Artist, designer and educator.
Emilio Martinez Poppe is an artist, designer, and educator born in Baltimore and working between Brooklyn and Lima, Peru. Their work includes video, interactive websites, text, performance, garment design, installation and research based collaborative projects. Emilio’s practices and collaborations have been supported by the New Museum, Cooper Union, SOMA, and the University of Massachusetts Amherst. Their work has been presented at Cornell University, MICA, Cooper Union, Creative Time, Framer Framed, Side Room, and Vlaams Cultuurhuis de Brakke Grond. Emilio is currently a member of the collective BFAMFAPhD and a member of NEW INC at the New Museum.
I've been working closely with Caroline Woolard and Susan Jahoda of BFAMFAPhD for over a year as the designer of Ten Leaps: A Lexicon for Art Education. The project takes the form of an open source text, workbook, and card game for undergraduate and graduate classes of art and design that allows a wide range of choices for organizing work, compensating workers, and producing projects to become visible and open to contestation. Ten Leaps can be used in classroom, exhibition, and workshop contexts to analyse and reimagine power relationships and support structures in the arts. It offers the vocabulary of supply chains to articulate the politics of production behind any project. Our project is included in The Visible Hand at CUE Art Foundation and can be seen through February 15.
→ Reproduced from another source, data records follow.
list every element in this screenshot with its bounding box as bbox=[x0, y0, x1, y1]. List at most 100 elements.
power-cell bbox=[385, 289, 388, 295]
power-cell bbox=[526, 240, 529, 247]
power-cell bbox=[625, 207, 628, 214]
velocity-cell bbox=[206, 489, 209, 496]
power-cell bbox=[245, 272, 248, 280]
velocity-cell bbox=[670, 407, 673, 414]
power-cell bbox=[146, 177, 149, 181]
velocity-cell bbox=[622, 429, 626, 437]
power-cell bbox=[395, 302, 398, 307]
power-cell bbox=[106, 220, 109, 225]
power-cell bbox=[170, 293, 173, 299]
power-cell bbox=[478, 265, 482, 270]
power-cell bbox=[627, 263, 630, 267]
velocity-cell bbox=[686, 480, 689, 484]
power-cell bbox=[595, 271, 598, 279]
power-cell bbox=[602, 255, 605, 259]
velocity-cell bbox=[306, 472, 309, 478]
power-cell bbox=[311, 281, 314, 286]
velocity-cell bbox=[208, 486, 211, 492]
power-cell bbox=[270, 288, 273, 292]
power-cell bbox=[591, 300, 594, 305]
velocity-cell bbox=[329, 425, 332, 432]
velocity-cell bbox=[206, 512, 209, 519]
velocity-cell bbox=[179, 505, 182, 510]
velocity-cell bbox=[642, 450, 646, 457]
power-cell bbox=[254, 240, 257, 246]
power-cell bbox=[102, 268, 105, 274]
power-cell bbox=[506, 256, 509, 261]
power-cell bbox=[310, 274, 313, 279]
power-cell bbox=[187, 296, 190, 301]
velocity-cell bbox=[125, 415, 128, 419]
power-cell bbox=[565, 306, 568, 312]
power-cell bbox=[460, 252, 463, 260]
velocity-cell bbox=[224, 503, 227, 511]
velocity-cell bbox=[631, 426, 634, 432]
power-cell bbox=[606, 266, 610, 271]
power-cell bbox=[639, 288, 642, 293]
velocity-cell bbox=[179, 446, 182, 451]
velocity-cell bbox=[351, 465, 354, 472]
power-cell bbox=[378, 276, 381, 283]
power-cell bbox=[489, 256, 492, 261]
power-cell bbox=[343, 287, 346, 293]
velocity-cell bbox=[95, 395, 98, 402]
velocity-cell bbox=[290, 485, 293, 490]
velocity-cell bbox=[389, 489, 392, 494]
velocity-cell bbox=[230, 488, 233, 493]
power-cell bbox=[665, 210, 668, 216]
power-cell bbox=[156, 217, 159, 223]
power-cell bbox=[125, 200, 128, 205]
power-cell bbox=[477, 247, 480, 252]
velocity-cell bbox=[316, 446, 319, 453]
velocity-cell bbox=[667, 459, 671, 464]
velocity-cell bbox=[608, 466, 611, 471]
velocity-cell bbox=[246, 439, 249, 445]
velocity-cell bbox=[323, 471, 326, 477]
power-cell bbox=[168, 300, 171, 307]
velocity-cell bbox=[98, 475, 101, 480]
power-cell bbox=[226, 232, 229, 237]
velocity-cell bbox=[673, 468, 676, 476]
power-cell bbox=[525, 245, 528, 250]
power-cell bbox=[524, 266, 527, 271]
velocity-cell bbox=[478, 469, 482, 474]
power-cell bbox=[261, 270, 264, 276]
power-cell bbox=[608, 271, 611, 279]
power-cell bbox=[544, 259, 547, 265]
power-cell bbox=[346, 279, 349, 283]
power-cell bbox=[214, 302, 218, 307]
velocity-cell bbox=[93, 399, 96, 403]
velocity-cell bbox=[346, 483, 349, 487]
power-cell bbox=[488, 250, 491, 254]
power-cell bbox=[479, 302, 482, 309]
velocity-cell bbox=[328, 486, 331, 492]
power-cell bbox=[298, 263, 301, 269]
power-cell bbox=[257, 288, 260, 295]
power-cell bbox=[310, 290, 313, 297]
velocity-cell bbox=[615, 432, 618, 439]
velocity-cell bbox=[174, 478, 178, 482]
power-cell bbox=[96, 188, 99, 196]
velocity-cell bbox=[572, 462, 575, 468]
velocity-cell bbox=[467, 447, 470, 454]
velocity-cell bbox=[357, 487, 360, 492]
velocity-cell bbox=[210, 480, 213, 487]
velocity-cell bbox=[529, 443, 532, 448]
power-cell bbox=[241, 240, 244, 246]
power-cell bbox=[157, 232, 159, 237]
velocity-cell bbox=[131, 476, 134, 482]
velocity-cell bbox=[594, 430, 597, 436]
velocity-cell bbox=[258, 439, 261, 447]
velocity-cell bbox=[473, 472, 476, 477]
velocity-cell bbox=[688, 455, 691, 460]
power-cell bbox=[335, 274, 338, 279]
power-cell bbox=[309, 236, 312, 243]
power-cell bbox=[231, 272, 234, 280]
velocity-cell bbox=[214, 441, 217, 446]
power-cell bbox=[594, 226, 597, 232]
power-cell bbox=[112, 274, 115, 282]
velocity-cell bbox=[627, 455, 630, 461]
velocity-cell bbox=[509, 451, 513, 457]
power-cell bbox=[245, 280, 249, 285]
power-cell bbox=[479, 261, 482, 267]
I tend to learn about complex systems or concepts by making diagrams of them.
This is where I share them.
What do we do about fashion? The fashion industry today is governed by excess, unsustainability, and inaccessibility. While the industry continues to exploit creative capital from oppressed communities, the face of fashion remains white, thin, cis, and able-bodied. In this panel we question fashion’s turn toward queer and trans models and aesthetics. What does it mean for fashion to notice us? Is this positive representation or incorporation, or both? What role can fashion play in the furthering of our own political imaginations? And what influence do networked platforms offer in reconsidering the economic hierarchies we associate with aesthetic production? Together we explore how creatives navigate style—in all of its manufacturing, distribution, and reception—in this fashion climate of simultaneous hyper visibility and hyper inequality.
This was a panel I organized and moderated at The Cooper Union Rose Auditorium on August 23rd. Panelists include Sarah Nicole Francois, Jamal T. Lewis, Arabelle Sicardi, and Alok Vaid-Menon. I also designed the poster.
In 2015 I created an extracurricular class at The Cooper Union with Lika Volkova. The class was created to provide resources for students seeking an introduction into garment construction, from patternmaking to sewing. It also serves as a space for group reflection on individual projects. The workshop, which meets for twelve weeks a semester, also includes lectures on garment history, from ancient Greece through the present. These lectures built on the student’s existing knowledge of western history taught in other survey classes. They revealed the ways that shifting politics, economics and architecture affected social views on the body, how people dress themselves and construct clothing. A showcase of the student’s work was included in the Cooper Union 2016 EOYS. I also designed our poster and am working on a forthcoming textbook.
An exhibition with KT Pe Benito at the 41 Cooper Sq. Gallery in the East Village. An exhibition featuring performance, installation, video, murals, and karaoke. An exhibition with dreams of filling a convention center. An exhibition made possible by all the amazing folks in our credits and you!
Clothing is more fun when it's made by someone you know. @iamilio is my tailor-made clothing label.
Fighting to Save our Communities is an informational publication designed with the Education and Outreach Committee of the New York City Community Land Initiative (NYCCLI). This publication is being used by NYCCLI volunteers and East Harlem / El Barrio community leaders to share the opportunities Community Land Trusts offer with their neighbors. Download a PDF of the publication or contact NYCLLI for a print copy.
At Objective Pound is a conceptual travel agency developed with Sophie Serber in 2015. Documentation of our first trip @Berlin(Sophie's Camera)#sophieandemiliogotoberlin is available on our Facebook page.
TapTapFlow is a video viewing web-app whereby users interface with a YouTube video of their choosing by tapping on a web app for their smartphones. When used in a group the video will play at the speed determined by the average tap rate. The interface was developed with Tyler Paige and can be accessed on GitHub.